Teach the average person how to love a sewer project, he said. Once you do that, selling bonds for anything else will be easy.

That idea may strike a chord with the officials in charge of undoing the damage caused by one of the worst sewage systems in the country.

Since the first batch of Massachusetts settlers decided that Boston might not be a bad place to live, Boston Harbor has been the unwilling depository of billions of gallons of raw sewage.

During the 1960s and 1970s, experts estimated that a heavy rain would see 450,000,000 gallons of untreated sewage pour into the harbor each day. Environmental scientists said it had become impossible for any species of fish to survive there for long. In 1988, the whole country learned about the mess when Michael Dukakis, then Massachusetts' governor, ran for president and the Republicans threw the issue at him.

But three years before, there was the beginning of at least the hope of better times for the harbor.

In 1985, federal Judge A. David Mazzone ruled that the Massachusetts Water Resources Authority would be responsible for a cleanup, one of the largest and most controversial projects in the nation.

When Mazzone told the MWRA it would be the agency's job to clean up Boston Harbor and provide the Boston metropolitan area with sewer services, the public and even many governmental officials were skeptical.

The history of public projects in Massachusetts has been less than auspicious. In the past, roads were half-built, then delayed; bridges took years longer than expected. In one case, a Boston building was fitted out with steps leading to nowhere.

Cleaning Boston Harbor and stopping the generations-old practice of dumping sewage into the harbor were goals that everyone admitted were admirable, but few believed could be accomplished for under $10 billion.

But now, almost 10 years later, MWRA officials can look out of the agency's Charlestown offices and see a cleaner harbor and a sewage treatment facility that is rapidly nearing completion.

On a recent trip to the Deer island facility, it became clear that the person who may be getting the most satisfaction out of the authority's progress is executive director Douglas B. MacDonald.

MacDonald has been at the helm of the MWRA since 1992, and it takes only a morning tour of Deer Island to appreciate the pride he has in the facility.

The tour is highly recommended, but wear sturdy boots and be prepared for a hike. MacDonald is not prone to slow down for stragglers and apparently enjoys climbing the 14 stories required to get to the top of the Deer Island "digesters."

MacDonald attacks the steps ferociously, and his desire to get the Deer Island facility up and running is equally fierce.

Both MacDonald and the rest of the MWRA staff are anxiously waiting for the start-up of first part of the Deer Island plant later this month.

"The level of excitement around the agency is very high because most of the management challenges over the course of the last year were looking forward to this point," MacDonald said. "Realizing that we have teams of people here at the authority who have worked on different pieces of the program to date, it's exciting to know we're now going to integrate their work into a single effort."

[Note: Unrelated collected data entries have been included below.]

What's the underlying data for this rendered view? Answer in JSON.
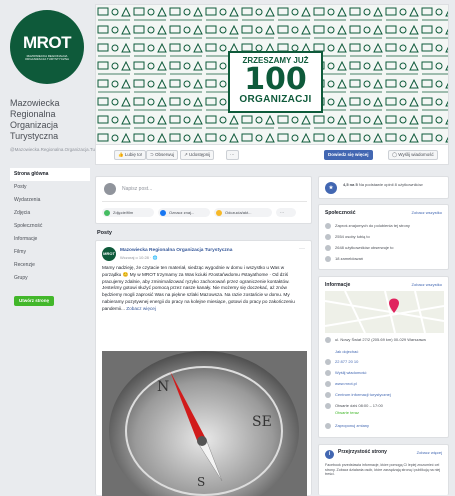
{
  "page": {
    "logo_text": "MROT",
    "logo_sub": "MAZOWIECKA REGIONALNA ORGANIZACJA TURYSTYCZNA",
    "name": "Mazowiecka Regionalna Organizacja Turystyczna",
    "handle": "@Mazowiecka.Regionalna.Organizacja.Turystyczna"
  },
  "nav": [
    "Strona główna",
    "Posty",
    "Wydarzenia",
    "Zdjęcia",
    "Społeczność",
    "Informacje",
    "Filmy",
    "Recenzje",
    "Grupy"
  ],
  "nav_cta": "Utwórz stronę",
  "cover": {
    "line1": "ZRZESZAMY JUŻ",
    "line2": "100",
    "line3": "ORGANIZACJI"
  },
  "actions": {
    "like": "Lubię to!",
    "follow": "Obserwuj",
    "share": "Udostępnij",
    "more": "···",
    "learn": "Dowiedz się więcej",
    "message": "Wyślij wiadomość"
  },
  "composer": {
    "placeholder": "Napisz post...",
    "photo": "Zdjęcie/film",
    "checkin": "Oznacz znaj...",
    "feeling": "Odczucia/akt...",
    "more": "···"
  },
  "feed": {
    "posts_label": "Posty",
    "post_author": "Mazowiecka Regionalna Organizacja Turystyczna",
    "post_date": "Wczoraj o 10:28 · ",
    "post_text": "Mamy nadzieję, że czytacie ten materiał, siedząc wygodnie w domu i wszystko u Was w porządku 😊 My w MROT trzymamy za Was kciuki #zostańwdomu #stayathome · Od dziś pracujemy zdalnie, aby zminimalizować ryzyko zachorowań przez ograniczenie kontaktów. Jesteśmy gotowi służyć pomocą przez nasze kanały. Nie możemy się doczekać, aż znów będziemy mogli zaprosić Was na piękne szlaki Mazowsza. Na razie zostańcie w domu. My nabieramy pozytywnej energii do pracy na kolejne miesiące, gotowi do pracy po zakończeniu pandemii...",
    "see_more": "Zobacz więcej"
  },
  "rating": {
    "value": "4,5 na 5",
    "text": "Na podstawie opinii 8 użytkowników"
  },
  "community": {
    "title": "Społeczność",
    "link": "Zobacz wszystko",
    "items": [
      "Zaproś znajomych do polubienia tej strony",
      "2554 osoby lubią to",
      "2648 użytkowników obserwuje to",
      "18 zameldowań"
    ]
  },
  "info": {
    "title": "Informacje",
    "link": "Zobacz wszystko",
    "address": "ul. Nowy Świat 27/2 (205.69 km) 00-029 Warszawa",
    "directions": "Jak dojechać",
    "phone": "22 877 20 10",
    "message": "Wyślij wiadomość",
    "website": "www.mrot.pl",
    "category": "Centrum informacji turystycznej",
    "hours": "Otwarte dziś 08:00 – 17:00",
    "hours_sub": "Otwarte teraz",
    "suggest": "Zaproponuj zmiany"
  },
  "transparency": {
    "title": "Przejrzystość strony",
    "link": "Zobacz więcej",
    "text": "Facebook przedstawia informacje, które pomogą Ci lepiej zrozumieć cel strony. Zobacz działania osób, które zarządzają stroną i publikują na niej treści."
  },
  "colors": {
    "brand": "#0e5a3a",
    "accent": "#4267b2",
    "cta": "#42b72a"
  }
}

It has not been an easy couple of years for the authority. Last year, Mark S. Ferber, the MWRA's financial adviser for more than 10 years, was dismissed because of an undisclosed contract with Merrill Lynch & Co., one of the authority's senior underwriters.

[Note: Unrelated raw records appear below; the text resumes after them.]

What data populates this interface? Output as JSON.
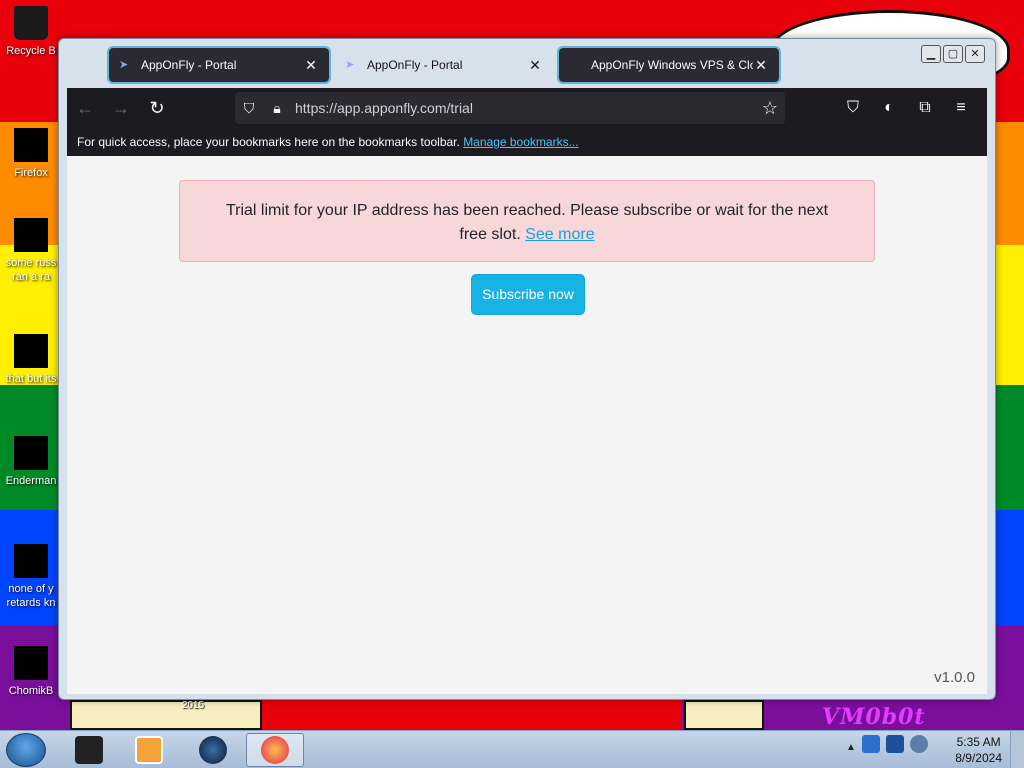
{
  "desktop": {
    "icons": [
      {
        "label": "Recycle B",
        "color": "#222222"
      },
      {
        "label": "Firefox",
        "color": "#000000"
      },
      {
        "label": "some russ",
        "label2": "ran a ra",
        "color": "#000000"
      },
      {
        "label": "that but its",
        "color": "#000000"
      },
      {
        "label": "Enderman",
        "color": "#000000"
      },
      {
        "label": "none of y",
        "label2": "retards kn",
        "color": "#000000"
      },
      {
        "label": "ChomikB",
        "color": "#000000"
      }
    ],
    "year_text": "2015",
    "watermark_text": "VM0b0t"
  },
  "browser": {
    "tabs": [
      {
        "title": "AppOnFly - Portal",
        "close": "✕",
        "active": true
      },
      {
        "title": "AppOnFly - Portal",
        "close": "✕",
        "active": false
      },
      {
        "title": "AppOnFly Windows VPS & Clo",
        "close": "✕",
        "active": false
      }
    ],
    "url": "https://app.apponfly.com/trial",
    "bookmarks_bar": {
      "text": "For quick access, place your bookmarks here on the bookmarks toolbar.",
      "link": "Manage bookmarks..."
    }
  },
  "page": {
    "alert_text": "Trial limit for your IP address has been reached. Please subscribe or wait for the next free slot.",
    "alert_link": "See more",
    "subscribe_label": "Subscribe now",
    "version": "v1.0.0"
  },
  "taskbar": {
    "time": "5:35 AM",
    "date": "8/9/2024"
  },
  "colors": {
    "accent": "#17b3e4",
    "alert_bg": "#f8d7da",
    "browser_chrome": "#1c1b22"
  }
}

"There was a period of time when the initials of this agency symbolized trouble with a capital M," MacDonald said. "I think we've got a long way to go before we would say that this agency is held in public esteem and confidence. But at least now there's a change out there."

Part of the change stems from cost revisions that will save ratepayers several billion dollars in construction costs. Another part comes from the authority's ability to keep water and sewer rates stable.

But the specter of the past year and the pressure placed on agency officials because of the problems with their former financial adviser weigh heavily on the authority.

Ferber, now the target of several state and national investigations, and the authority were both tarnished by Ferber's contract with Merrill Lynch.

MacDonald discussed the Ferber situation carefully. As an attorney, he said, he appreciates the need to let investigations play out before saying too much.

"The problem was that if a conflict of interest was created here, people didn't know about it. That's vital. That's why it's been so problematic," he said. "If anything, it's taught people here to keep their eyes open."

Just as the Ferber questions were quieting down, a fire broke out in one of the major tunnels from Deer Island, delaying construction for several months and calling into question the safety of the construction workers involved.

Now the project is moving right along, but MacDonald said he realizes it will still have some tough critics. One is Robert A. Cerasoli, the state's inspector general.

Cerasoli has opposed parts of the MWRA plan since he was a state representative from Quincy, the home of one of the authority's major sludge plants.

Last December, Cerasoli published a report on Deer Island entitled "The MWRA's Support Building Complex on Deer Island: Too Large, Lavish, and Expensive."

In the report, Cerasoli criticized many of the Deer Island offices as being unusually lavish for a publicly funded building.

But a report from KPMG Peat Marwick, a consulting firm hired by the state to make recommendations for future cost cuts, did not say the buildings at Deer Island were overly expensive.

For the most part, the Peat Marwick report said the authority has been successful at keeping the costs of Deer Island in check.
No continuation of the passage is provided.